LONDON - Audi has extended its pan-European advertising approach to the whole world.
'People travel,' says Joerg Dietzel, Audi's international advertising director. 'The world is getting smaller. If you don't have consistency, people get confused.'
Dietzel set up a consortium of agencies Audi had worked with in individual markets, and forced them to work together as a team. The Audi Agency Network aims to produce advertising that is consistent across borders, but not the same.
'You have to be aware of local sensitivities,' says Dietzel. 'That's why we're not aiming for one commercial to run across Europe. That would be like Ford advertising.
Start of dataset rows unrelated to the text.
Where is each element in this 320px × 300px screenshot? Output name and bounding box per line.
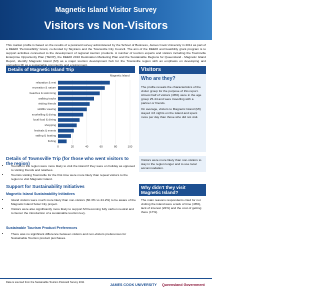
why-text: The main reasons respondents cited for n…: [141, 198, 202, 214]
x-tick-label: 40: [85, 145, 89, 149]
paragraph: On average, visitors to Magnetic Island …: [141, 107, 201, 119]
y-tick-label: local food & dining: [33, 118, 56, 122]
intro: This market profile is based on the resu…: [6, 43, 206, 67]
bar: [58, 128, 74, 133]
y-tick-label: festivals & events: [34, 128, 56, 132]
x-tick-label: 100: [128, 145, 133, 149]
townsville-heading: Details of Townsville Trip (for those wh…: [6, 156, 129, 166]
why-heading: Why didn't they visit Magnetic Island?: [139, 184, 206, 196]
footer-note: Data is sourced from the Sustainable Tou…: [6, 281, 85, 284]
header-band: [0, 0, 212, 40]
x-tick-label: 80: [114, 145, 118, 149]
bar: [58, 134, 71, 138]
page: {"header": {"title": "Magnetic Island Vi…: [0, 0, 212, 300]
support-sub: Sustainable Tourism Product Preferences: [6, 226, 78, 230]
visitors-label: Visitors: [139, 66, 206, 74]
bar: [58, 107, 87, 112]
support-bullets: There was no significant difference betw…: [6, 232, 137, 241]
section-heading: Details of Magnetic Island Trip: [6, 66, 135, 73]
y-tick-label: relaxation & rest: [36, 80, 56, 84]
chart: Magnetic Island 0 20 40 60 80 100 relaxation & …: [30, 74, 133, 149]
support-bullets: Island visitors were much more likely th…: [6, 198, 137, 216]
y-tick-label: beaches & swimming: [30, 91, 57, 95]
legend-entry: Magnetic Island: [110, 74, 130, 78]
bullet: There was no significant difference betw…: [11, 232, 137, 240]
bar: [58, 102, 90, 106]
y-tick-label: snorkelling & diving: [32, 112, 57, 116]
bullet: Tourists in the region were more likely …: [11, 164, 137, 172]
header-title: Magnetic Island Visitor Survey: [55, 7, 157, 14]
footer-rule: [0, 278, 212, 279]
logo: Queensland Government: [162, 283, 205, 287]
bullet: Visitors were also significantly more li…: [11, 207, 137, 215]
bar: [58, 91, 100, 96]
bar: [58, 86, 105, 90]
bar: [58, 123, 77, 128]
y-tick-label: recreation & nature: [32, 86, 56, 90]
y-tick-label: wildlife viewing: [38, 107, 57, 111]
y-tick-label: sailing & boating: [35, 134, 56, 138]
x-tick-label: 60: [100, 145, 104, 149]
visitors-heading: Who are they?: [141, 76, 176, 82]
bar: [58, 80, 110, 85]
bar: [58, 118, 80, 122]
bar: [58, 139, 67, 144]
bar: [58, 96, 94, 101]
paragraph: The profile reveals the characteristics …: [141, 85, 202, 105]
townsville-bullets: Tourists in the region were more likely …: [6, 164, 137, 182]
y-tick-label: walking tracks: [38, 96, 56, 100]
bullet: Tourists visiting Townsville for the fir…: [11, 173, 137, 181]
support-sub: Magnetic Island Sustainability Initiativ…: [6, 192, 75, 196]
bar: [58, 112, 84, 117]
header-subtitle: Visitors vs Non-Visitors: [44, 20, 168, 32]
visitors-text: The profile reveals the characteristics …: [141, 85, 204, 119]
y-tick-label: fishing: [48, 139, 57, 143]
x-tick-label: 0: [57, 145, 59, 149]
bullet: Island visitors were much more likely th…: [11, 198, 137, 206]
y-tick-label: shopping: [45, 123, 57, 127]
support-heading: Support for Sustainability Initiatives: [6, 184, 85, 189]
logo: JAMES COOK UNIVERSITY: [110, 283, 157, 287]
side-panel: [139, 66, 206, 152]
townsville-side: Visitors were more likely than non-visit…: [139, 156, 206, 172]
y-tick-label: visiting friends: [38, 102, 56, 106]
x-tick-label: 20: [71, 145, 75, 149]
That would be boring.'
Drawbacks and benefits
The process has drawbacks. It took a year to prepare the Audi A6 campaign which launched in May. Formerly, a new campaign would be prepared in six months.
The A6 campaign compared the car's technological and artistic achievement to the work of Picasso.
The network method is cheaper than producing local ads from different agencies everywhere, but it is not as cheap as having a single agency for all of Europe.
Agencies involved say they are pleased.
'It's a very innovative idea, but then I think Audi has been a very innovative brand,' said John Hegarty, chairman and creative director of London-based Bartle Bogle Hegarty, one of five European agencies in the network.
Audi spends about $180 million on European advertising, split among the five core European agencies. This year it added five non-European agencies to the network.
Dietzel jokes that working with the network is like working with the European Union. 'Now we have this long process until we reach the stage where everybody is happy,' he says.
To prepare a campaign for a new product, each European agency sends a strategic planner to Audi headquarters in Ingolstadt, Germany. They view the car and hold a marketing briefing with Audi executives. Then the group meets for three days of hard thinking. They try to turn Audi's marketing brief into a communications and creative outline for the network agencies.
The planning group's theme for the just-launched Audi A6 was 'exciting design for forward thinking people.'
Ideas then filter to local Audi importers and distributors and the five non-European agencies, to be sure the strategy works in their markets.
'Sometimes it's easy to have one translation for Europe, but you can't have it adapted for Southeast Asia,' says Dietzel. 'We want consistency, but it has to work.'
Sometimes there is a particular advantage to doing something specific to a country, says Hegerty. For example, Impact BBDO in Dubai, the Middle East member of the network, added Egyptian hieroglyphics as a backdrop to the creative treatment developed for the Audi A6.
When the consortium has approved the communications brief, creative departments at the five European members each come up with a campaign. The five are presented to a committee made up of the five creative directors, who choose the winner.
'I thought they would all say, 1/8Mine is the best,' but funnily enough, it didn't work like that,' says Dietzel.
The winning campaign and a pool of TV commercials are shown to major importers.
After they ratify it, it goes to Dietzel and Audi's central marketing group. After fine-tuning, it goes to the Audi chairman.
When the campaign has been approved by everyone, it goes back to the creative teams at the agencies. They are told to adapt the work to their countries, giving local importers options that fit the campaign.